When you simply repost an already copyrighted work without anything more, however, it is less than likely to qualify for protection under this prong. If you simply include the additional text, audio, or video that simply comments or extends the content on the originally made material, this would enhance your claim of fair use a notch stronger. If you use any original work in order to create or parody this may qualify as fair use so long as the thrust of the parody totally directed towards the original work of its author/creator/producer.

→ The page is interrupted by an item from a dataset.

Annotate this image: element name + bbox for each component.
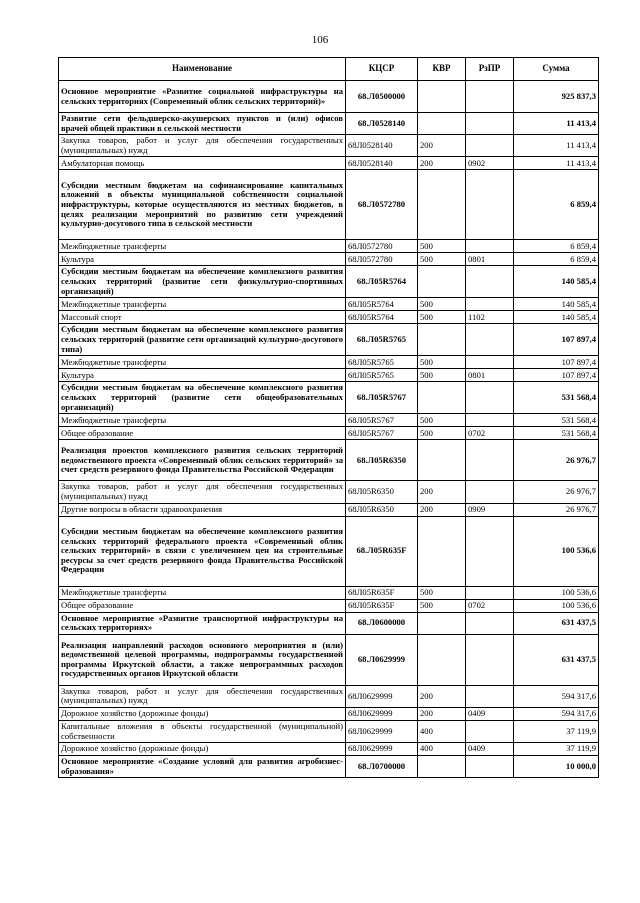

2. Nature of the Copyrighted Work

On examining these fair use factors, the court will examine the material you have used in accordance with the factual or the creativity of your presented work, and whether it has been published or is unpublished. Although non-fictional works such as biographies and news articles are generally protected under copyright law, there are still few factual and nature which would mean that one may rely strongly on these materials and yet enjoy the protections the fair use has to offer. Differentiating for the fictional works are typically given much greater protection in the fair use analysis. So, for example, taking a newsworthy quote from a particular research report which is more likely to be protected by fair use and then quoting from the novel. However, this question is not determinative, and the courts have to found fair use of the fictional works in some sort of pivotal cases on the raised subject.

The published or unpublished nature of the original work is only a key decision changing factor in the narrow class of the cases. On the year 1992, Congress amended the Copyright Act to add that fair use which may apply to unpublished works. This distinction existed mostly to protect the absolute secrecy of the works that are on the verge of publication. Therefore, the nature of the work is often a small part of the fair use analysis, which has generally been determined by looking at the other three factors.